The mix resists the urge to push the irony barrier further than that opening sample - it's getting released via CD and MP3 rather than a ninety minute TDK cassette, more's the pity - but it still possesses some surface similarities to that disappearing art of a pick-and-mix romp through the compiler's record collection.

For one thing, it's split into an A and B side. For another, the cuts selected have a familiar air of those muso/snob mixes of competitive one-upmanship; "my music's more obscure than yours" sort of thing. Eschewing Rob Fleming/Gordon's rules about mixes- "kick off with a corker, to hold the attention" - Congreave's tape opens with a subdued, ambient Nicholas Jaar cut, 'Variations', and from there we're dragged through the weirder (and remix heavy) conclaves of the Foals music library.

So, the A-side consists of wilfully uncool seventies funk and disco records - the highlight being Condry Ziqbu's South African floor-stomper 'Confusion (Ma Afrika)' - plus some Detroit techno. That's mashed together with a glut of modern music which, in a surprisingly jarring way, draws from that music: The Invisible, Teengirl Fantasy etc. Only recent Blood Orange release 'Dinner' fits in properly, because of how clearly Dev Hynes echos those older styles of music.
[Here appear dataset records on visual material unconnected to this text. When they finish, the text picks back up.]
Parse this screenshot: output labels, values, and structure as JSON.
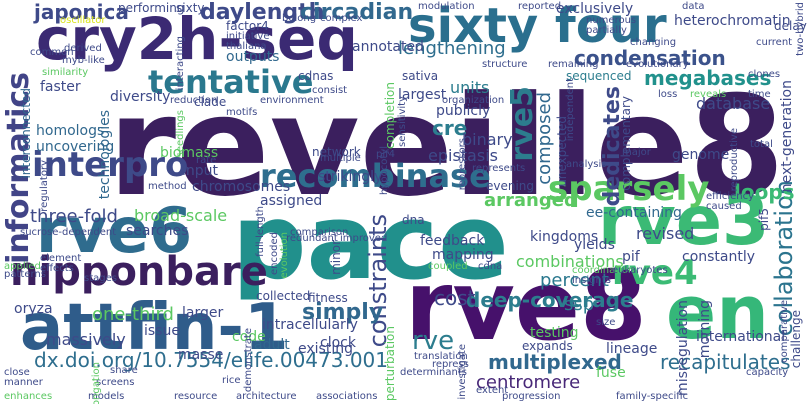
{
  "words": [
    {
      "text": "reveille8",
      "color": "#3b1f5e"
    },
    {
      "text": "pace",
      "color": "#21908c"
    },
    {
      "text": "rve8",
      "color": "#46116b"
    },
    {
      "text": "attfin-1",
      "color": "#2f5c8a"
    },
    {
      "text": "cry2h-seq",
      "color": "#3b2a73"
    },
    {
      "text": "sixty four",
      "color": "#2a6f8e"
    },
    {
      "text": "en",
      "color": "#35b779"
    },
    {
      "text": "rve3",
      "color": "#3bba75"
    },
    {
      "text": "rve6",
      "color": "#2f6c8e"
    },
    {
      "text": "interpro",
      "color": "#3e4a89"
    },
    {
      "text": "nipponbare",
      "color": "#3b1f5e"
    },
    {
      "text": "recombinase",
      "color": "#2e6e8e"
    },
    {
      "text": "tentative",
      "color": "#2a788e"
    },
    {
      "text": "sparsely",
      "color": "#5bc862"
    },
    {
      "text": "informatics",
      "color": "#414487"
    },
    {
      "text": "rve4",
      "color": "#3bbb75"
    },
    {
      "text": "rve5",
      "color": "#2c7d8e"
    },
    {
      "text": "collaboration",
      "color": "#2b748e"
    },
    {
      "text": "condensation",
      "color": "#3b528b"
    },
    {
      "text": "daylength",
      "color": "#3e4a89"
    },
    {
      "text": "circadian",
      "color": "#31688e"
    },
    {
      "text": "japonica",
      "color": "#3e4a89"
    },
    {
      "text": "dx.doi.org/10.7554/elife.00473.001",
      "color": "#2e6e8e"
    },
    {
      "text": "multiplexed",
      "color": "#31688e"
    },
    {
      "text": "deep-coverage",
      "color": "#2c7d8e"
    },
    {
      "text": "centromere",
      "color": "#482878"
    },
    {
      "text": "constraints",
      "color": "#3e4a89"
    },
    {
      "text": "dedicates",
      "color": "#3e4a89"
    },
    {
      "text": "megabases",
      "color": "#21918c"
    },
    {
      "text": "lengthening",
      "color": "#2e6e8e"
    },
    {
      "text": "recapitulates",
      "color": "#2e6e8e"
    },
    {
      "text": "loops",
      "color": "#3bba75"
    },
    {
      "text": "percent",
      "color": "#2a788e"
    },
    {
      "text": "ssp",
      "color": "#2c7d8e"
    },
    {
      "text": "simply",
      "color": "#31688e"
    },
    {
      "text": "one-third",
      "color": "#5bc862"
    },
    {
      "text": "cost",
      "color": "#3e4a89"
    },
    {
      "text": "rve",
      "color": "#2c7d8e"
    },
    {
      "text": "three-fold",
      "color": "#3e4a89"
    },
    {
      "text": "composed",
      "color": "#31688e"
    },
    {
      "text": "cre",
      "color": "#2c7d8e"
    },
    {
      "text": "binary",
      "color": "#3e4a89"
    },
    {
      "text": "epistasis",
      "color": "#3e4a89"
    },
    {
      "text": "units",
      "color": "#2c7d8e"
    },
    {
      "text": "publicly",
      "color": "#3e4a89"
    },
    {
      "text": "largest",
      "color": "#3e4a89"
    },
    {
      "text": "massively",
      "color": "#3e4a89"
    },
    {
      "text": "oryza",
      "color": "#3e4a89"
    },
    {
      "text": "adult",
      "color": "#31688e"
    },
    {
      "text": "existing",
      "color": "#3e4a89"
    },
    {
      "text": "performing",
      "color": "#3e4a89"
    },
    {
      "text": "outputs",
      "color": "#31688e"
    },
    {
      "text": "factor4",
      "color": "#3e4a89"
    },
    {
      "text": "diversity",
      "color": "#3e4a89"
    },
    {
      "text": "faster",
      "color": "#3e4a89"
    },
    {
      "text": "sixty",
      "color": "#3e4a89"
    },
    {
      "text": "sequenced",
      "color": "#2c7d8e"
    },
    {
      "text": "database",
      "color": "#3e4a89"
    },
    {
      "text": "delay",
      "color": "#3e4a89"
    },
    {
      "text": "heterochromatin",
      "color": "#3e4a89"
    },
    {
      "text": "exclusively",
      "color": "#3e4a89"
    },
    {
      "text": "genome",
      "color": "#3e4a89"
    },
    {
      "text": "annotated",
      "color": "#3e4a89"
    },
    {
      "text": "technologies",
      "color": "#31688e"
    },
    {
      "text": "homologs",
      "color": "#31688e"
    },
    {
      "text": "uncovering",
      "color": "#31688e"
    },
    {
      "text": "interconnected",
      "color": "#31688e"
    },
    {
      "text": "biomass",
      "color": "#5bc862"
    },
    {
      "text": "input",
      "color": "#3e4a89"
    },
    {
      "text": "clade",
      "color": "#3e4a89"
    },
    {
      "text": "chromosomes",
      "color": "#3e4a89"
    },
    {
      "text": "assigned",
      "color": "#3e4a89"
    },
    {
      "text": "strikingly",
      "color": "#3e4a89"
    },
    {
      "text": "network",
      "color": "#3e4a89"
    },
    {
      "text": "broad-scale",
      "color": "#5bc862"
    },
    {
      "text": "searches",
      "color": "#3e4a89"
    },
    {
      "text": "arranged",
      "color": "#5bc862"
    },
    {
      "text": "evening",
      "color": "#3e4a89"
    },
    {
      "text": "ee-containing",
      "color": "#31688e"
    },
    {
      "text": "pif5",
      "color": "#3e4a89"
    },
    {
      "text": "combinations",
      "color": "#5bc862"
    },
    {
      "text": "revised",
      "color": "#3e4a89"
    },
    {
      "text": "constantly",
      "color": "#3e4a89"
    },
    {
      "text": "feedback",
      "color": "#3e4a89"
    },
    {
      "text": "mapping",
      "color": "#3e4a89"
    },
    {
      "text": "kingdoms",
      "color": "#3e4a89"
    },
    {
      "text": "yields",
      "color": "#3e4a89"
    },
    {
      "text": "pif",
      "color": "#3e4a89"
    },
    {
      "text": "fitness",
      "color": "#3e4a89"
    },
    {
      "text": "collected",
      "color": "#3e4a89"
    },
    {
      "text": "larger",
      "color": "#3e4a89"
    },
    {
      "text": "issue",
      "color": "#3e4a89"
    },
    {
      "text": "intracellularly",
      "color": "#3e4a89"
    },
    {
      "text": "clock",
      "color": "#3e4a89"
    },
    {
      "text": "code",
      "color": "#5bc862"
    },
    {
      "text": "masse",
      "color": "#3e4a89"
    },
    {
      "text": "testing",
      "color": "#5bc862"
    },
    {
      "text": "expands",
      "color": "#3e4a89"
    },
    {
      "text": "fuse",
      "color": "#5bc862"
    },
    {
      "text": "lineage",
      "color": "#3e4a89"
    },
    {
      "text": "international",
      "color": "#3e4a89"
    },
    {
      "text": "morning",
      "color": "#3e4a89"
    },
    {
      "text": "misregulation",
      "color": "#3e4a89"
    },
    {
      "text": "challenge",
      "color": "#3e4a89"
    },
    {
      "text": "next-generation",
      "color": "#3e4a89"
    },
    {
      "text": "complementary",
      "color": "#3e4a89"
    },
    {
      "text": "minor",
      "color": "#3e4a89"
    },
    {
      "text": "dna",
      "color": "#3e4a89"
    },
    {
      "text": "sativa",
      "color": "#3e4a89"
    },
    {
      "text": "unexpected",
      "color": "#3e4a89"
    },
    {
      "text": "completion",
      "color": "#5bc862"
    },
    {
      "text": "perturbation",
      "color": "#5bc862"
    },
    {
      "text": "oscillator",
      "color": "#d8e219"
    },
    {
      "text": "multiple",
      "color": "#3e4a89"
    },
    {
      "text": "rate",
      "color": "#3e4a89"
    },
    {
      "text": "method",
      "color": "#3e4a89"
    },
    {
      "text": "motifs",
      "color": "#3e4a89"
    },
    {
      "text": "cdnas",
      "color": "#3e4a89"
    },
    {
      "text": "consist",
      "color": "#3e4a89"
    },
    {
      "text": "reduction",
      "color": "#3e4a89"
    },
    {
      "text": "environment",
      "color": "#3e4a89"
    },
    {
      "text": "organization",
      "color": "#3e4a89"
    },
    {
      "text": "structure",
      "color": "#3e4a89"
    },
    {
      "text": "evolutionary",
      "color": "#3e4a89"
    },
    {
      "text": "loss",
      "color": "#3e4a89"
    },
    {
      "text": "reveals",
      "color": "#5bc862"
    },
    {
      "text": "time",
      "color": "#3e4a89"
    },
    {
      "text": "clones",
      "color": "#3e4a89"
    },
    {
      "text": "current",
      "color": "#3e4a89"
    },
    {
      "text": "changing",
      "color": "#3e4a89"
    },
    {
      "text": "data",
      "color": "#3e4a89"
    },
    {
      "text": "common",
      "color": "#3e4a89"
    },
    {
      "text": "derived",
      "color": "#3e4a89"
    },
    {
      "text": "myb-like",
      "color": "#3e4a89"
    },
    {
      "text": "similarity",
      "color": "#5bc862"
    },
    {
      "text": "regulatory",
      "color": "#3e4a89"
    },
    {
      "text": "applied",
      "color": "#5bc862"
    },
    {
      "text": "element",
      "color": "#3e4a89"
    },
    {
      "text": "effects",
      "color": "#3e4a89"
    },
    {
      "text": "patterns",
      "color": "#3e4a89"
    },
    {
      "text": "stages",
      "color": "#3e4a89"
    },
    {
      "text": "sucrose-dependent",
      "color": "#3e4a89"
    },
    {
      "text": "redundant",
      "color": "#3e4a89"
    },
    {
      "text": "improved",
      "color": "#3e4a89"
    },
    {
      "text": "encoded",
      "color": "#3e4a89"
    },
    {
      "text": "evolution",
      "color": "#5bc862"
    },
    {
      "text": "comparison",
      "color": "#3e4a89"
    },
    {
      "text": "coupled",
      "color": "#5bc862"
    },
    {
      "text": "insights",
      "color": "#3e4a89"
    },
    {
      "text": "coordination",
      "color": "#5bc862"
    },
    {
      "text": "eukaryotes",
      "color": "#3e4a89"
    },
    {
      "text": "efficiency",
      "color": "#3e4a89"
    },
    {
      "text": "caused",
      "color": "#3e4a89"
    },
    {
      "text": "cdna",
      "color": "#3e4a89"
    },
    {
      "text": "size",
      "color": "#3e4a89"
    },
    {
      "text": "capacity",
      "color": "#3e4a89"
    },
    {
      "text": "comparative",
      "color": "#3e4a89"
    },
    {
      "text": "family-specific",
      "color": "#3e4a89"
    },
    {
      "text": "extent",
      "color": "#3e4a89"
    },
    {
      "text": "progression",
      "color": "#3e4a89"
    },
    {
      "text": "determinants",
      "color": "#3e4a89"
    },
    {
      "text": "repress",
      "color": "#3e4a89"
    },
    {
      "text": "investigate",
      "color": "#3e4a89"
    },
    {
      "text": "translation",
      "color": "#3e4a89"
    },
    {
      "text": "share",
      "color": "#3e4a89"
    },
    {
      "text": "screens",
      "color": "#3e4a89"
    },
    {
      "text": "rice",
      "color": "#3e4a89"
    },
    {
      "text": "resource",
      "color": "#3e4a89"
    },
    {
      "text": "architecture",
      "color": "#3e4a89"
    },
    {
      "text": "associations",
      "color": "#3e4a89"
    },
    {
      "text": "models",
      "color": "#3e4a89"
    },
    {
      "text": "enhances",
      "color": "#5bc862"
    },
    {
      "text": "close",
      "color": "#3e4a89"
    },
    {
      "text": "manner",
      "color": "#3e4a89"
    },
    {
      "text": "elongation",
      "color": "#5bc862"
    },
    {
      "text": "demonstrate",
      "color": "#3e4a89"
    },
    {
      "text": "full-length",
      "color": "#3e4a89"
    },
    {
      "text": "belong",
      "color": "#3e4a89"
    },
    {
      "text": "complex",
      "color": "#3e4a89"
    },
    {
      "text": "modulation",
      "color": "#3e4a89"
    },
    {
      "text": "reported",
      "color": "#3e4a89"
    },
    {
      "text": "numerous",
      "color": "#3e4a89"
    },
    {
      "text": "partially",
      "color": "#3e4a89"
    },
    {
      "text": "initiative",
      "color": "#3e4a89"
    },
    {
      "text": "thaliana",
      "color": "#3e4a89"
    },
    {
      "text": "interacting",
      "color": "#3e4a89"
    },
    {
      "text": "hypocotyl",
      "color": "#3e4a89"
    },
    {
      "text": "pif4",
      "color": "#3e4a89"
    },
    {
      "text": "represents",
      "color": "#3e4a89"
    },
    {
      "text": "repressors",
      "color": "#3e4a89"
    },
    {
      "text": "major",
      "color": "#3e4a89"
    },
    {
      "text": "analysis",
      "color": "#3e4a89"
    },
    {
      "text": "reproductive",
      "color": "#3e4a89"
    },
    {
      "text": "total",
      "color": "#3e4a89"
    },
    {
      "text": "remaining",
      "color": "#3e4a89"
    },
    {
      "text": "independent",
      "color": "#3e4a89"
    },
    {
      "text": "sensitivity",
      "color": "#3e4a89"
    },
    {
      "text": "seedlings",
      "color": "#5bc862"
    },
    {
      "text": "two-hybrid",
      "color": "#3e4a89"
    }
  ]
}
Congreave says he wanted to do something different but, at the end of the first half of his mix, it sounds like he's gone to far away from throwing "some random music together"; the songs he's selected are cut from cloths so similar it's hard to tell them apart. The seamless - and totally non-mix tape like - segues between songs only serves to leave them more indiscernible.

As for the B-side; well it opens with another sample, this time a German MC warning us we're "keeping it on that house music tip..." It's not bad, it's just another gelatinous, impenetrable mass of sound that you ignore because it's too much effort to try and pick out any good stuff. The Caribou song is nice, though.

It's too insider to be really danceable; it deals in a steady, unshifting baseline rather than offering anything dynamic...it really is like most DJ mixes.